La prévalence de la consommation de drogue en détention se maintient ou augmente.

La prévalence de la consommation de drogue en détention se maintient ou augmente.

Les données figurent dans le Résumé Exécutif des Rapports Annuels pour 2024 de l’Institut pour les Comportements Addictifs et les Dépendances (ICAD), qui compile des informations provenant d’enquêtes et de baromètres réalisés ces dernières années au Portugal et en Europe sur les consommations et dépendances, et qui est présenté aujourd’hui à l’Assemblée de la République.

 

D’après le rapport de l’ICAD, parmi la population carcérale interrogée, les taux de prévalence de consommation de drogues sont bien supérieurs à ceux de la population générale (63% des détenus ont déjà consommé de la drogue au moins une fois dans leur vie), et malgré la tendance à la baisse de la consommation avant l’incarcération, celle-ci ne se vérifie pas pour la période durant l’incarcération.

« Lors de l’incarcération actuelle, pour la grande majorité des substances, on observe une tendance à la stabilité ou à l’augmentation des prévalences de consommation récente et actuelle, à l’exception de la baisse significative de la consommation de cannabis », indique le rapport.

Les données de 2023 montrent que « 32% des personnes interrogées ont déjà consommé de la drogue lors de l’incarcération actuelle » et 1% ont consommé des drogues injectables durant cette période.

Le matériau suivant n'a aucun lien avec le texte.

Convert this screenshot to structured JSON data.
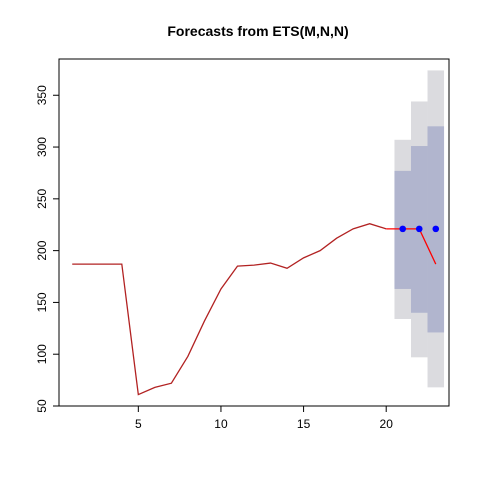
{
  "chart_data": {
    "type": "line",
    "title": "Forecasts from ETS(M,N,N)",
    "xlabel": "",
    "ylabel": "",
    "xlim": [
      0.2,
      23.8
    ],
    "ylim": [
      50,
      385
    ],
    "x_ticks": [
      5,
      10,
      15,
      20
    ],
    "y_ticks": [
      50,
      100,
      150,
      200,
      250,
      300,
      350
    ],
    "grid": false,
    "legend": "none",
    "series": [
      {
        "role": "observed",
        "color": "#b22222",
        "points": [
          [
            1,
            187
          ],
          [
            2,
            187
          ],
          [
            3,
            187
          ],
          [
            4,
            187
          ],
          [
            5,
            61
          ],
          [
            6,
            68
          ],
          [
            7,
            72
          ],
          [
            8,
            98
          ],
          [
            9,
            132
          ],
          [
            10,
            163
          ],
          [
            11,
            185
          ],
          [
            12,
            186
          ],
          [
            13,
            188
          ],
          [
            14,
            183
          ],
          [
            15,
            193
          ],
          [
            16,
            200
          ],
          [
            17,
            212
          ],
          [
            18,
            221
          ],
          [
            19,
            226
          ],
          [
            20,
            221
          ]
        ]
      },
      {
        "role": "test",
        "color": "#ff0000",
        "points": [
          [
            20,
            221
          ],
          [
            21,
            221
          ],
          [
            22,
            221
          ],
          [
            23,
            187
          ]
        ]
      },
      {
        "role": "point-forecast",
        "color": "#0000ff",
        "points": [
          [
            21,
            221
          ],
          [
            22,
            221
          ],
          [
            23,
            221
          ]
        ]
      }
    ],
    "intervals": [
      {
        "level": 80,
        "color": "#b1b5ce",
        "bands": [
          {
            "x": 21,
            "lower": 163,
            "upper": 277
          },
          {
            "x": 22,
            "lower": 140,
            "upper": 301
          },
          {
            "x": 23,
            "lower": 121,
            "upper": 320
          }
        ]
      },
      {
        "level": 95,
        "color": "#dbdbdf",
        "bands": [
          {
            "x": 21,
            "lower": 134,
            "upper": 307
          },
          {
            "x": 22,
            "lower": 97,
            "upper": 344
          },
          {
            "x": 23,
            "lower": 68,
            "upper": 374
          }
        ]
      }
    ]
  }
}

La taux de ‘overdose’ en incarcération est également de 1%, selon les données de 2023.

L’enquête réalisée la même année auprès des jeunes en centres éducatifs révèle que les consommations chez ces jeunes commencent plus tôt (en moyenne à 13 ans) que chez d’autres populations juvéniles, avec des prévalences de consommations à risque également plus élevées, le cannabis étant la drogue la plus consommée.

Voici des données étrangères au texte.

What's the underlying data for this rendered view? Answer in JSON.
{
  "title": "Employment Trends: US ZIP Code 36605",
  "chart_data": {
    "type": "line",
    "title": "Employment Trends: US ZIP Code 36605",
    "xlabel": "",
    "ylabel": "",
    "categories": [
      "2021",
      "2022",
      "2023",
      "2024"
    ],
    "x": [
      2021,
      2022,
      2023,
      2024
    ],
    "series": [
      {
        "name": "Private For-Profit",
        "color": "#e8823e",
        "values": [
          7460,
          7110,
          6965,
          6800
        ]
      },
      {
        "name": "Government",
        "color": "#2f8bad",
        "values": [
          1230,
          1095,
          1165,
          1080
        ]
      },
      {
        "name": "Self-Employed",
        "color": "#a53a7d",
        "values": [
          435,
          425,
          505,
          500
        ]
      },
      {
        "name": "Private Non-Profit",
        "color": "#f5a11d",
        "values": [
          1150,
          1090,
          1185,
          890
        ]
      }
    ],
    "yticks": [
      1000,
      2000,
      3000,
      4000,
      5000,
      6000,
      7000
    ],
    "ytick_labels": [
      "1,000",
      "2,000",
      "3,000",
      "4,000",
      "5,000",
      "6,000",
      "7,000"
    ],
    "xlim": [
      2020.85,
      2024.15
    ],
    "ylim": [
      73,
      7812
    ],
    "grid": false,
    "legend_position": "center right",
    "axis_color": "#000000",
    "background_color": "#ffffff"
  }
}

« Contrairement à ce qui se passe dans d’autres populations juvéniles, le groupe féminin a présenté des prévalences de consommation de substances illicites plus élevées (comme en 2015) et un schéma de consommation de cannabis à plus grand risque que les garçons », précise l’ICAD.

Cependant, les données entre 2015 et 2023 montrent « une diminution significative » des consommations avant l’internement et « encore plus significative après le début de l’internement ».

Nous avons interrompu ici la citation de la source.